= Mohammad Saleh Baraghani =

Muhammad Salih Baraghani (محمدصالح برغانی; born 1753) was one of three or four brothers from Baraghan who all established themselves as leading mujtahids in Qazvin. Muhammad Salih was an Usuli Twelver Shi'i mujtahid. He opened the Salehiyya Madrasa in Qazvin in 1817; it soon gained prominence. As many as 700 students attended it. The madrasa also had a women's section.

Muhammad Salih's older brother Mohammad Taqi was also a fervent Usuli. Against common practice, Muhammad Taqi took money for issuing legal opinions and putting them into writing. The younger of the brothers, Mulla Ali, was closer to Shaykhism in his beliefs.

Muhammad Salih married Amineh Salehi, sister of an influential Shaykhi alim, Abd al-Wahhab Sharif Qazvini (d. 1853), imam of the Shah Mosque in Qazvin. Baraghani's wife as well as his four daughters studied in the Salehiyya. His oldest daughter Fatimah, better known as Táhirih, was one of the most reputed religious scholars and poets of 19th century Iran. She eventually turned towards Bábism and was eventually executed for her rejection of orthodox Twelver faith.

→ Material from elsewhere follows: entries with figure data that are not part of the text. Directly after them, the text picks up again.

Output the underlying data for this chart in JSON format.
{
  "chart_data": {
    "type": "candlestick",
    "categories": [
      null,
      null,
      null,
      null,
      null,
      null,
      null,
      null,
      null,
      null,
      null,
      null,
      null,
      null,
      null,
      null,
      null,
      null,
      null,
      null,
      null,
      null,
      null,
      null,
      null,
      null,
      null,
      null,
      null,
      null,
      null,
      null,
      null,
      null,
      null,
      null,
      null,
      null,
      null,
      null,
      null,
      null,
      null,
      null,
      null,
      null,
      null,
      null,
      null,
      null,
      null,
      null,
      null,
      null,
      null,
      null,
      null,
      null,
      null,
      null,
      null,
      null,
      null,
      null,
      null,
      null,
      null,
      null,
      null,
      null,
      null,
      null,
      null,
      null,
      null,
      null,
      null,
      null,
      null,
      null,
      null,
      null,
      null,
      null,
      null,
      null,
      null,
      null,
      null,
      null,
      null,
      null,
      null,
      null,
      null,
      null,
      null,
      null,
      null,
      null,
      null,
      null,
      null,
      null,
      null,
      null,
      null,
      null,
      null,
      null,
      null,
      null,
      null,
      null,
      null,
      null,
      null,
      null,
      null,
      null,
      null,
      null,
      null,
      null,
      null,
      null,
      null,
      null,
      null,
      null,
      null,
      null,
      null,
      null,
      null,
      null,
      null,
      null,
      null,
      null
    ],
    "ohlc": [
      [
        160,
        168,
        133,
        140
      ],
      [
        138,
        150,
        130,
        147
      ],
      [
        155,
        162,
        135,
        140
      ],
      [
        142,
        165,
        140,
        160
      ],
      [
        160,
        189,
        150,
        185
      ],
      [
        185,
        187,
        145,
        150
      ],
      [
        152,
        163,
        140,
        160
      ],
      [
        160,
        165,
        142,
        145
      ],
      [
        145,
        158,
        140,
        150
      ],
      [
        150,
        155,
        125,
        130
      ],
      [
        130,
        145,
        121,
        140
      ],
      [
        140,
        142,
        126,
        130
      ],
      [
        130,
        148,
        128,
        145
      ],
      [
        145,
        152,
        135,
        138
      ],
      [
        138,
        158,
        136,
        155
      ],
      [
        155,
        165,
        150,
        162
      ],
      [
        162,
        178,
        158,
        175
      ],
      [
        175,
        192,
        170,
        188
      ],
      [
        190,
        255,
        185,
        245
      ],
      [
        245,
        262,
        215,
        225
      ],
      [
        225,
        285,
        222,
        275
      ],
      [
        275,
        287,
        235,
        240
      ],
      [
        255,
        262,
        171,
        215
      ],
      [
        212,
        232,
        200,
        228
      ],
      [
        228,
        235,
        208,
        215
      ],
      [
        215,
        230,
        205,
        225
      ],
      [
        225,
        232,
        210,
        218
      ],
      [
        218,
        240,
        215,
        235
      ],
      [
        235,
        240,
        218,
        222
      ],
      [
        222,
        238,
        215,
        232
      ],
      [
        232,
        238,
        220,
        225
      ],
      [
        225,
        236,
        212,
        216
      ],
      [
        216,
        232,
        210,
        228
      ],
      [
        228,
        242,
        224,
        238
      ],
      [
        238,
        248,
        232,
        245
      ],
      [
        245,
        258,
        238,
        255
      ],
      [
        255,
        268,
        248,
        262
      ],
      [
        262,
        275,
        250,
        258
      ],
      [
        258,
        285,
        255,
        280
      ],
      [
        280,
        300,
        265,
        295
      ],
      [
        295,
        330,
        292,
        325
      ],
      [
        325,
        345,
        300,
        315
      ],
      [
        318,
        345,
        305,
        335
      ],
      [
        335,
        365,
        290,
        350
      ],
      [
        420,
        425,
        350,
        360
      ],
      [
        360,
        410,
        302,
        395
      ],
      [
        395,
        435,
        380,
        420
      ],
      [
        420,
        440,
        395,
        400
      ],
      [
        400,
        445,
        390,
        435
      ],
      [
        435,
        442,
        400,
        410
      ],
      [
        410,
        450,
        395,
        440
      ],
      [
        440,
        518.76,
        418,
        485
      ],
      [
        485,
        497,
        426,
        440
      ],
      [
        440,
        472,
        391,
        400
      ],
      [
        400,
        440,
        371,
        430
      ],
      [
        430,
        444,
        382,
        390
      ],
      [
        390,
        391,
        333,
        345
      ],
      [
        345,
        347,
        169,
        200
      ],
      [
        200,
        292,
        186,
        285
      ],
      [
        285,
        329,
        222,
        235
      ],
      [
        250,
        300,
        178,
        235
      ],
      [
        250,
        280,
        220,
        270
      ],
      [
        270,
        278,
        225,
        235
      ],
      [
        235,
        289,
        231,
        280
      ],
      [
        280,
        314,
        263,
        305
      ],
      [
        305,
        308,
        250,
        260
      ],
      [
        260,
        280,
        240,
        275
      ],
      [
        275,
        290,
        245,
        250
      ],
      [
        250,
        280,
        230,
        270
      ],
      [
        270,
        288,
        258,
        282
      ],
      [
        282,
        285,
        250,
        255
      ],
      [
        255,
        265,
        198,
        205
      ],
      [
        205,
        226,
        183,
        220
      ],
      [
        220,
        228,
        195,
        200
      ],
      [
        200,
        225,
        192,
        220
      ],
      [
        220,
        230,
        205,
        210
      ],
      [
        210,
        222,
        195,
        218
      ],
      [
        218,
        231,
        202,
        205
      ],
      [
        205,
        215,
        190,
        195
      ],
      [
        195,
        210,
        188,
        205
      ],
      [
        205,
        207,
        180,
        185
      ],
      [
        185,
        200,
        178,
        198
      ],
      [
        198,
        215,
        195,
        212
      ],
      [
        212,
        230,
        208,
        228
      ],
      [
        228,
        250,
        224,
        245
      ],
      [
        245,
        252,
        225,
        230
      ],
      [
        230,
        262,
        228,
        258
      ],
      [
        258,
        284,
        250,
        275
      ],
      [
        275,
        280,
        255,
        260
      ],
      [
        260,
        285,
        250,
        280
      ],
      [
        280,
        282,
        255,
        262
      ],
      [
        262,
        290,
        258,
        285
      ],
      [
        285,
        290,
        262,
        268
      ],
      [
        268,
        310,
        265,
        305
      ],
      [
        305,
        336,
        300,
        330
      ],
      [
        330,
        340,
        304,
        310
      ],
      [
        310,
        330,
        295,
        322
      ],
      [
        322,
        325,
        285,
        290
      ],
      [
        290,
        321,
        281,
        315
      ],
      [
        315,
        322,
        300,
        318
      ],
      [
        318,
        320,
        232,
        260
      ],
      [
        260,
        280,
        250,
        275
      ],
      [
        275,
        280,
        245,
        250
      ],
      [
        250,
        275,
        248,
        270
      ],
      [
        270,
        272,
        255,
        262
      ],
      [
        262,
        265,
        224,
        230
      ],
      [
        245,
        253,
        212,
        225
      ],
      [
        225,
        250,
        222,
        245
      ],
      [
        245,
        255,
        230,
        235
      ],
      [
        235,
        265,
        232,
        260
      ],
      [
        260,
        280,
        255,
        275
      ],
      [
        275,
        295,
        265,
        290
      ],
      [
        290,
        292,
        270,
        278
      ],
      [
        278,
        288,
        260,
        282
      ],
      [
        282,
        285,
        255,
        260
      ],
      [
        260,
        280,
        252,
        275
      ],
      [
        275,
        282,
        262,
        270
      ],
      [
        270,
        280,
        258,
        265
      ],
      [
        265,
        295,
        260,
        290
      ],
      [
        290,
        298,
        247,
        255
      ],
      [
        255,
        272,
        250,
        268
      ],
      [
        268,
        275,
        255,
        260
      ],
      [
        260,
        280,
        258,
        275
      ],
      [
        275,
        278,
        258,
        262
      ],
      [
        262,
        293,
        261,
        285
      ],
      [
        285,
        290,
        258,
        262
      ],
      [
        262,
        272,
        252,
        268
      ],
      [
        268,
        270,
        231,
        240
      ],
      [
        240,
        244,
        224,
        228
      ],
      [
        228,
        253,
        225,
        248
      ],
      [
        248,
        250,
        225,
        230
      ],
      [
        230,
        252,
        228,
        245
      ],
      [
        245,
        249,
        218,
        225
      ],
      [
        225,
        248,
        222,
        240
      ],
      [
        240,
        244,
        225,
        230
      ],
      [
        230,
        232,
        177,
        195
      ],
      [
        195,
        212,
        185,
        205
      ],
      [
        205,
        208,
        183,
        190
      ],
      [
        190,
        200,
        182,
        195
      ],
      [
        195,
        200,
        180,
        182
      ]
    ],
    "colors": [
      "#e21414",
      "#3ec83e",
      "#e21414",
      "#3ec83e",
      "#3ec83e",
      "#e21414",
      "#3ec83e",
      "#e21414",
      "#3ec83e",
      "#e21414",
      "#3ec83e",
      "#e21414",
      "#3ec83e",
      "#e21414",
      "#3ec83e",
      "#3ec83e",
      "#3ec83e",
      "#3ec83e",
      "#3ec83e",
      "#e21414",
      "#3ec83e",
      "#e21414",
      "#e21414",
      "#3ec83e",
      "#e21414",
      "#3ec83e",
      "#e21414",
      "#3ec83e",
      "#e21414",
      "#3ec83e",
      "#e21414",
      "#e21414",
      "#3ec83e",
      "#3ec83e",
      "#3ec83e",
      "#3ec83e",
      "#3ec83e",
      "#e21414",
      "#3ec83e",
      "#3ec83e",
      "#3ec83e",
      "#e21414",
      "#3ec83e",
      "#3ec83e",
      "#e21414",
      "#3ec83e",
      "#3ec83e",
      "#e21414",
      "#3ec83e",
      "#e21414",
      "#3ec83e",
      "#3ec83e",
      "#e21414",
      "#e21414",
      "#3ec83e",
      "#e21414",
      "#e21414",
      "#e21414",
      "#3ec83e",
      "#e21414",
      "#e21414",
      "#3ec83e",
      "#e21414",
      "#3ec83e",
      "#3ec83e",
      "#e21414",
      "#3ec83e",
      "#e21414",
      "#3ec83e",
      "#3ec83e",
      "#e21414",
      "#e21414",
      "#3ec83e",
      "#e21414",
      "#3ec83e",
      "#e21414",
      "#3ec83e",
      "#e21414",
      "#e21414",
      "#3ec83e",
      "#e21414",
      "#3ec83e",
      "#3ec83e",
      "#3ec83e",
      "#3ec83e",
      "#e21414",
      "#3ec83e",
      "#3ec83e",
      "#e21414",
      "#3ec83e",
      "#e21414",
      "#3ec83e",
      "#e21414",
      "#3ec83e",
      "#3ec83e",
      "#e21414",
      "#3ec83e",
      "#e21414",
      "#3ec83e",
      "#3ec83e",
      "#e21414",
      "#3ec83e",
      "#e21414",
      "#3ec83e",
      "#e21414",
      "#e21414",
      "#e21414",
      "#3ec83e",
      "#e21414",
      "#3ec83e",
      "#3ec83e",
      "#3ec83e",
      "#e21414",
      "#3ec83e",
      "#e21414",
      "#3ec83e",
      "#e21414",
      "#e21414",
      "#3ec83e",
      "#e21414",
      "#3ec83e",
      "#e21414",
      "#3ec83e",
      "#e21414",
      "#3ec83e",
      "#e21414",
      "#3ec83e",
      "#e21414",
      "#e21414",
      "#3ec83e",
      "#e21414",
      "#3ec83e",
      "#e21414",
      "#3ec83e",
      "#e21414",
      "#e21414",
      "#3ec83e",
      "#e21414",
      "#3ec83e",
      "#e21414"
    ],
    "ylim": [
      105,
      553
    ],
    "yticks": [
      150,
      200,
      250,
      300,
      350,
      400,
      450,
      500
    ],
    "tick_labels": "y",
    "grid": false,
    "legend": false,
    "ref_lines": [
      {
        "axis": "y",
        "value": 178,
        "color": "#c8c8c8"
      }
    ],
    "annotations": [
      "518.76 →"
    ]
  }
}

His other daughters, Marziye, Robabeh and Khadija Sultan, also became religious authorities, though none was as prominent as Fatimah.

Muhammad Salih Baraghani is remembered for his interpretations of the Qur'an, his eulogies of the tragedies of Karbala, his zeal for the execution of punishments, and active opposition to the consumption of wine.